You know, I talk lots of smack about certain reporter-types. Two decades of dragging prom queens of widow’s porches will do that to a fella. Still, I value the role reporters play and hope they never disappear completely from our ranks. That said, I’m more than happy to work without them, provided my bosses continue to grasp when the solo shtick is warranted and when it simply sucks balls. Newsrooms that can crack that nut will continue to hoard relevancy long into the Nuclear Winter that is about to decimate our population at large. So, I beg you junior shooters out there: Add to your skill-set. Take a stab at writing a script, even if it’s just connecting the soundbites with sentences that pop in your head. Learn every non-linear editing system you can lay hands on. Commit your particular region to memory. Pass out business cards to contacts and encourage them to call YOU - not that putz on the desk. (You know, the one who’s learning your job on his off-hours.) Do this, and you stand a much better chance of retaining a logo’d pay-stub than that semi-hottie who never thought she’s ever have to lift anything heavy.

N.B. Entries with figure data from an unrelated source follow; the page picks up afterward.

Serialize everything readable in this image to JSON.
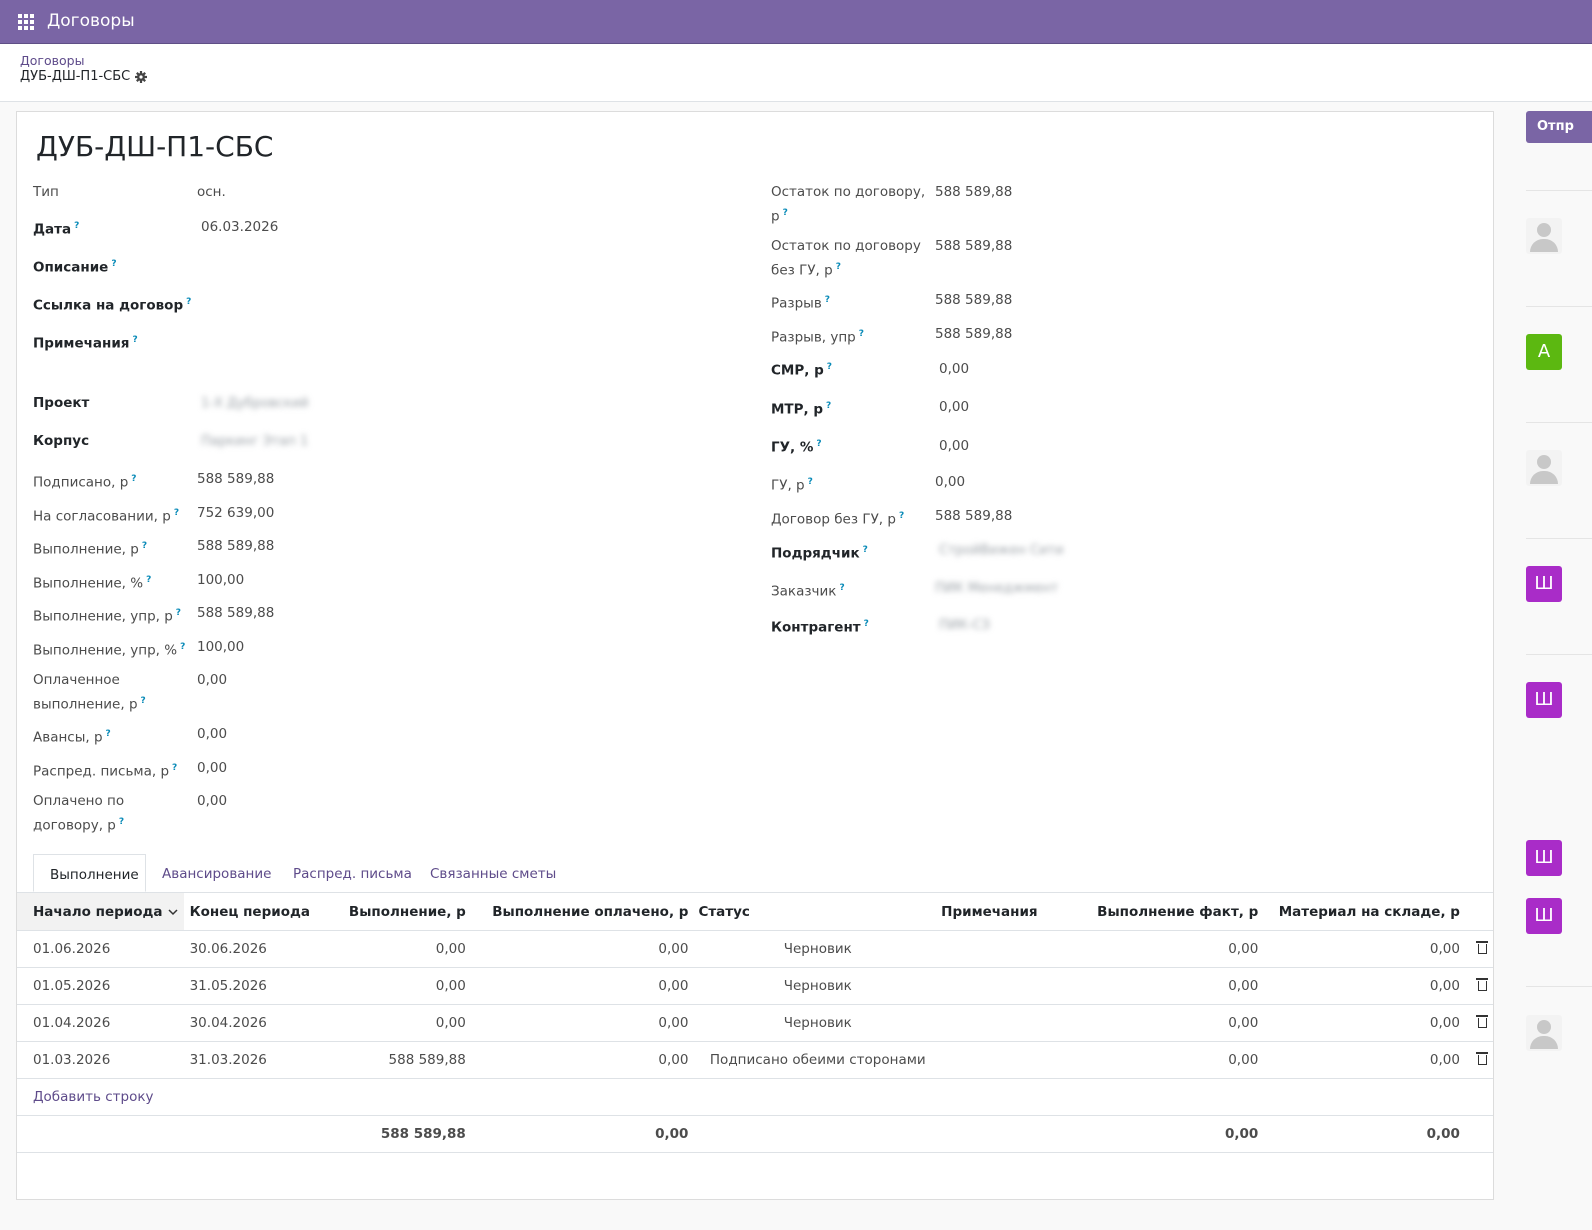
{
  "app": {
    "title": "Договоры"
  },
  "breadcrumb": {
    "parent": "Договоры",
    "current": "ДУБ-ДШ-П1-СБС"
  },
  "record": {
    "title": "ДУБ-ДШ-П1-СБС"
  },
  "left_fields": {
    "type": {
      "label": "Тип",
      "value": "осн."
    },
    "date": {
      "label": "Дата",
      "value": "06.03.2026"
    },
    "description": {
      "label": "Описание"
    },
    "contract_link": {
      "label": "Ссылка на договор"
    },
    "notes": {
      "label": "Примечания"
    },
    "project": {
      "label": "Проект",
      "value": "1-Х Дубровский"
    },
    "building": {
      "label": "Корпус",
      "value": "Паркинг Этап 1"
    },
    "signed": {
      "label": "Подписано, р",
      "value": "588 589,88"
    },
    "approval": {
      "label": "На согласовании, р",
      "value": "752 639,00"
    },
    "execution": {
      "label": "Выполнение, р",
      "value": "588 589,88"
    },
    "execution_pct": {
      "label": "Выполнение, %",
      "value": "100,00"
    },
    "execution_mgmt": {
      "label": "Выполнение, упр, р",
      "value": "588 589,88"
    },
    "execution_mgmt_pct": {
      "label": "Выполнение, упр, %",
      "value": "100,00"
    },
    "paid_execution": {
      "label_1": "Оплаченное",
      "label_2": "выполнение, р",
      "value": "0,00"
    },
    "advances": {
      "label": "Авансы, р",
      "value": "0,00"
    },
    "dist_letters": {
      "label": "Распред. письма, р",
      "value": "0,00"
    },
    "paid_contract": {
      "label_1": "Оплачено по",
      "label_2": "договору, р",
      "value": "0,00"
    }
  },
  "right_fields": {
    "balance": {
      "label_1": "Остаток по договору,",
      "label_2": "р",
      "value": "588 589,88"
    },
    "balance_no_gu": {
      "label_1": "Остаток по договору",
      "label_2": "без ГУ, р",
      "value": "588 589,88"
    },
    "gap": {
      "label": "Разрыв",
      "value": "588 589,88"
    },
    "gap_mgmt": {
      "label": "Разрыв, упр",
      "value": "588 589,88"
    },
    "smr": {
      "label": "СМР, р",
      "value": "0,00"
    },
    "mtr": {
      "label": "МТР, р",
      "value": "0,00"
    },
    "gu_pct": {
      "label": "ГУ, %",
      "value": "0,00"
    },
    "gu_rub": {
      "label": "ГУ, р",
      "value": "0,00"
    },
    "contract_no_gu": {
      "label": "Договор без ГУ, р",
      "value": "588 589,88"
    },
    "contractor": {
      "label": "Подрядчик",
      "value": "СтройВижен Сити"
    },
    "customer": {
      "label": "Заказчик",
      "value": "ПИК Менеджмент"
    },
    "counterparty": {
      "label": "Контрагент",
      "value": "ПИК-СЗ"
    }
  },
  "tabs": [
    "Выполнение",
    "Авансирование",
    "Распред. письма",
    "Связанные сметы"
  ],
  "table": {
    "columns": [
      "Начало периода",
      "Конец периода",
      "Выполнение, р",
      "Выполнение оплачено, р",
      "Статус",
      "Примечания",
      "Выполнение факт, р",
      "Материал на складе, р"
    ],
    "rows": [
      {
        "start": "01.06.2026",
        "end": "30.06.2026",
        "exec": "0,00",
        "paid": "0,00",
        "status": "Черновик",
        "notes": "",
        "fact": "0,00",
        "stock": "0,00"
      },
      {
        "start": "01.05.2026",
        "end": "31.05.2026",
        "exec": "0,00",
        "paid": "0,00",
        "status": "Черновик",
        "notes": "",
        "fact": "0,00",
        "stock": "0,00"
      },
      {
        "start": "01.04.2026",
        "end": "30.04.2026",
        "exec": "0,00",
        "paid": "0,00",
        "status": "Черновик",
        "notes": "",
        "fact": "0,00",
        "stock": "0,00"
      },
      {
        "start": "01.03.2026",
        "end": "31.03.2026",
        "exec": "588 589,88",
        "paid": "0,00",
        "status": "Подписано обеими сторонами",
        "notes": "",
        "fact": "0,00",
        "stock": "0,00"
      }
    ],
    "add_line": "Добавить строку",
    "totals": {
      "exec": "588 589,88",
      "paid": "0,00",
      "fact": "0,00",
      "stock": "0,00"
    }
  },
  "chatter": {
    "send_label": "Отпр",
    "avatars": [
      "",
      "А",
      "",
      "Ш",
      "Ш",
      "Ш",
      "Ш",
      ""
    ]
  },
  "colors": {
    "brand": "#7a65a5",
    "avatar_green": "#5cb811",
    "avatar_purple": "#a92cc8",
    "status_signed": "#28a745"
  }
}
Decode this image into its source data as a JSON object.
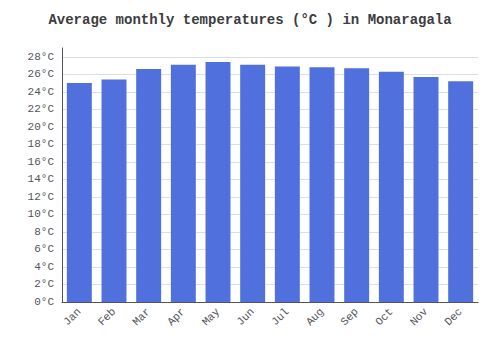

But please, don’t take my word for it (I can be a bit of a blowhard). Instead, turn to b-roll elder Richard Adkins, known better here as RAD. If you’re like me, you read his steady updates of bliss-inducing gigs and think, “How does this dude score all these sweet shoots?”. I’ll tell you how: Dude hustles like it’s his first week on the job. He interjects himself into the editorial side of news-gathering, not just the pretty pictures and nifty nat-pops. Most of all, he writes his own scripts much of the time, freeing himself from the shackles of a talking hair-do so he can go turn far-flung epics, watching lighthouses move, riding on submarines, catching White House Christmas trees as they fall from their mountainside homes. You want a career like that? Free reign of an entire state while still sleeping in your own bed most nights? You can still have it. All you hafta do, is do it ALL.
Most of it, anyway.
Monday, March 23, 2009
Erector Vet
It’s a bird, it’s a plane, it’s ... the bald spot that ate my youth. Oh well, what’s a few missing follicles (a few?) when you’re getting paid to hang out. That’s really about all I did today as construction workers attached a nearly century old cement frieze to a brand new school‘s rising facade. Okay, so I did more than hang out. I had to track down a chatty onlooker, pawn of my lapel microphone and not miss a single frame of a maneuver that at any moment could end in an 80 year old POOF(!) of suddenly unimportant cement dust. Luckily for the folks at Union Hill Elementary School, the ropes held and my minute-thirty kicker didn’t turn into six seconds of globally known viral video. Oh well - can’t ask for everything! At least I chilled for most of the morning, got to nosh on some natural sound and by the end of the day produce a piece that had absolutely nothing to do with the faltering economy, Ty Lawson’s injured toe or that pesky Octo-Mom.
With assignments like this, who needs hair?
Sunday, March 22, 2009
Overdue Disclosure...
It's when I don't blog you should worry.